[Cryptography] canonicalizing unicode strings.

Wed Jan 31 11:49:21 EST 2018

On Wed, Jan 31, 2018 at 05:04:18PM +0800, jamesd at echeque.com wrote:
> On 31/01/2018 08:06, Nico Williams wrote:
> >Algorithms for detection of homoglyph identifiers that match existing
> >ones is a more urgent need.
>
> Attempts to restrict people to only using one script in an identifier are
> not going to fly,

That's why I did not propose that :)

>                   but if someone uses more than one script, we need to check
> against all potentially conflicting identifiers for homoglyphs.

And even if they use just one script.  Remember that 'l' and '1' look
similar in many fonts, and those are just in the plain old ASCII range.

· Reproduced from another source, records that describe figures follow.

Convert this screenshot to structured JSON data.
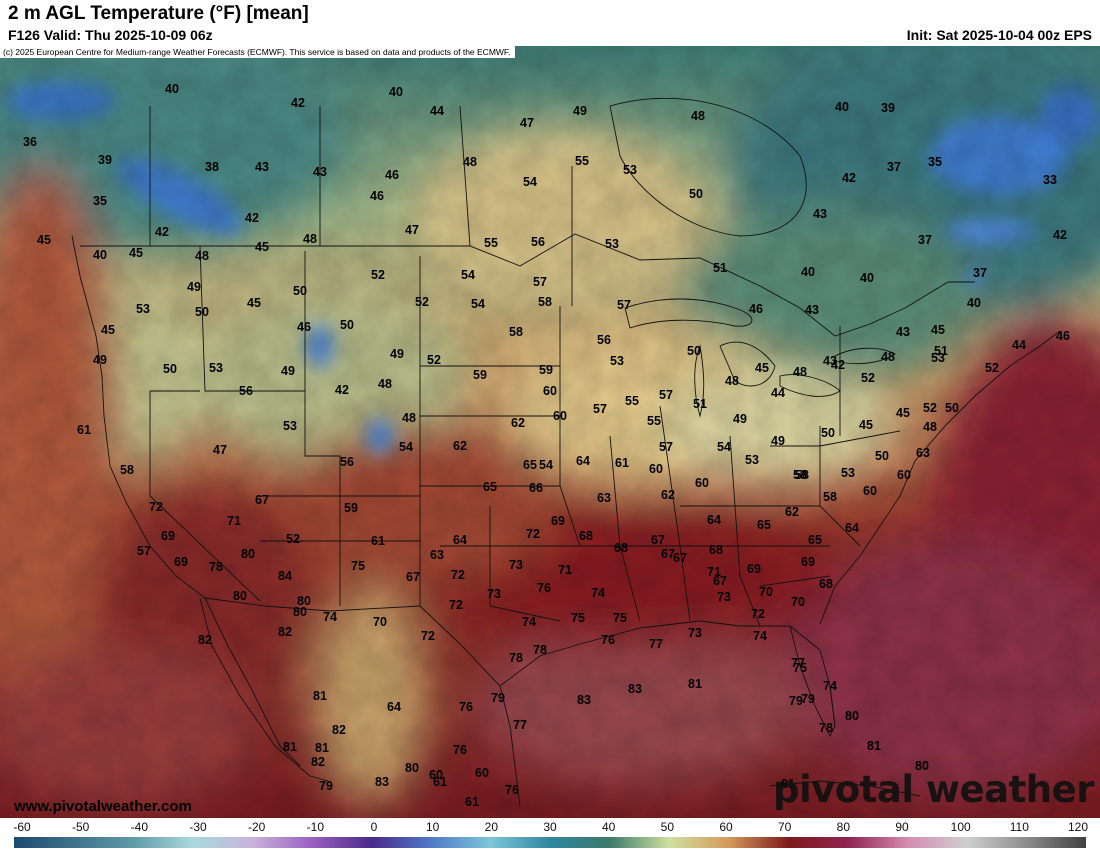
{
  "header": {
    "title": "2 m AGL Temperature (°F) [mean]",
    "valid": "F126 Valid: Thu 2025-10-09 06z",
    "init": "Init: Sat 2025-10-04 00z EPS",
    "copyright": "(c) 2025 European Centre for Medium-range Weather Forecasts (ECMWF). This service is based on data and products of the ECMWF."
  },
  "footer": {
    "site": "www.pivotalweather.com",
    "logo": "pivotal weather"
  },
  "colorbar": {
    "ticks": [
      "-60",
      "-50",
      "-40",
      "-30",
      "-20",
      "-10",
      "0",
      "10",
      "20",
      "30",
      "40",
      "50",
      "60",
      "70",
      "80",
      "90",
      "100",
      "110",
      "120"
    ],
    "stops": [
      {
        "v": -60,
        "c": "#1c4a70"
      },
      {
        "v": -40,
        "c": "#5f9aa8"
      },
      {
        "v": -30,
        "c": "#a9d9dc"
      },
      {
        "v": -20,
        "c": "#c9b3db"
      },
      {
        "v": -10,
        "c": "#9a5fc0"
      },
      {
        "v": 0,
        "c": "#4a2a8a"
      },
      {
        "v": 10,
        "c": "#4f79c8"
      },
      {
        "v": 20,
        "c": "#7ec6d8"
      },
      {
        "v": 30,
        "c": "#2f86a0"
      },
      {
        "v": 40,
        "c": "#3c7a6a"
      },
      {
        "v": 50,
        "c": "#cfe0a0"
      },
      {
        "v": 60,
        "c": "#d49a5a"
      },
      {
        "v": 70,
        "c": "#7d1a1a"
      },
      {
        "v": 80,
        "c": "#8e2450"
      },
      {
        "v": 90,
        "c": "#d58ab0"
      },
      {
        "v": 100,
        "c": "#cfcfcf"
      },
      {
        "v": 110,
        "c": "#8c8c8c"
      },
      {
        "v": 120,
        "c": "#404040"
      }
    ]
  },
  "map_labels": [
    "35",
    "40",
    "42",
    "44",
    "47",
    "49",
    "48",
    "36",
    "40",
    "39",
    "38",
    "43",
    "43",
    "46",
    "48",
    "55",
    "53",
    "40",
    "39",
    "37",
    "35",
    "35",
    "42",
    "46",
    "54",
    "50",
    "42",
    "43",
    "33",
    "45",
    "42",
    "45",
    "48",
    "47",
    "55",
    "56",
    "53",
    "42",
    "37",
    "40",
    "45",
    "48",
    "49",
    "51",
    "37",
    "40",
    "40",
    "40",
    "52",
    "54",
    "57",
    "45",
    "50",
    "52",
    "54",
    "58",
    "57",
    "46",
    "43",
    "53",
    "45",
    "46",
    "52",
    "50",
    "58",
    "56",
    "43",
    "45",
    "44",
    "46",
    "52",
    "53",
    "49",
    "49",
    "50",
    "50",
    "48",
    "52",
    "59",
    "59",
    "53",
    "50",
    "45",
    "48",
    "49",
    "56",
    "57",
    "42",
    "48",
    "60",
    "45",
    "51",
    "48",
    "42",
    "62",
    "60",
    "57",
    "55",
    "51",
    "53",
    "52",
    "61",
    "47",
    "53",
    "48",
    "49",
    "44",
    "50",
    "62",
    "55",
    "54",
    "53",
    "43",
    "50",
    "45",
    "48",
    "58",
    "63",
    "60",
    "56",
    "54",
    "65",
    "64",
    "61",
    "57",
    "54",
    "49",
    "50",
    "58",
    "53",
    "60",
    "60",
    "65",
    "66",
    "63",
    "62",
    "58",
    "60",
    "58",
    "72",
    "69",
    "67",
    "71",
    "59",
    "64",
    "72",
    "69",
    "68",
    "67",
    "64",
    "65",
    "62",
    "65",
    "64",
    "57",
    "69",
    "52",
    "61",
    "63",
    "68",
    "67",
    "68",
    "69",
    "67",
    "80",
    "78",
    "84",
    "80",
    "80",
    "73",
    "76",
    "71",
    "74",
    "73",
    "71",
    "70",
    "69",
    "73",
    "72",
    "70",
    "68",
    "67",
    "67",
    "74",
    "72",
    "74",
    "75",
    "75",
    "72",
    "82",
    "70",
    "78",
    "78",
    "77",
    "76",
    "73",
    "83",
    "80",
    "82",
    "79",
    "81",
    "75",
    "64",
    "72",
    "74",
    "76",
    "79",
    "77",
    "83",
    "75",
    "81",
    "82",
    "81",
    "83",
    "81",
    "78",
    "74",
    "79",
    "76",
    "80",
    "82",
    "60",
    "60",
    "61",
    "61",
    "76",
    "77",
    "80",
    "80",
    "79",
    "81",
    "81"
  ]
}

Mixing Latin ligatures with Latin non-ligatures is not mixing scripts
either.

Diacritic marks can make confusable characters too.

> To efficiently check for homoglyphic identifiers, have to canonicalize all
> homoglyphs -

For string hashing, in particular, but for string hashing one admits
collisions, so one can choose to be very liberal in "canonicalizing"
characters for string hashing.  The biggest problem for string hashing
is that the hashing algorithm needs to be stable for persistent storage
(but can't be), so storage formats need to be able to version string
hashing.

> And no official list of homoglyphs, or official software to canonicalize
> them.

There is, actually.  See UTS#39.  I expect the confusables.txt file to
grow over time, not least because Unicode is not closed to new scripts.

Nico
--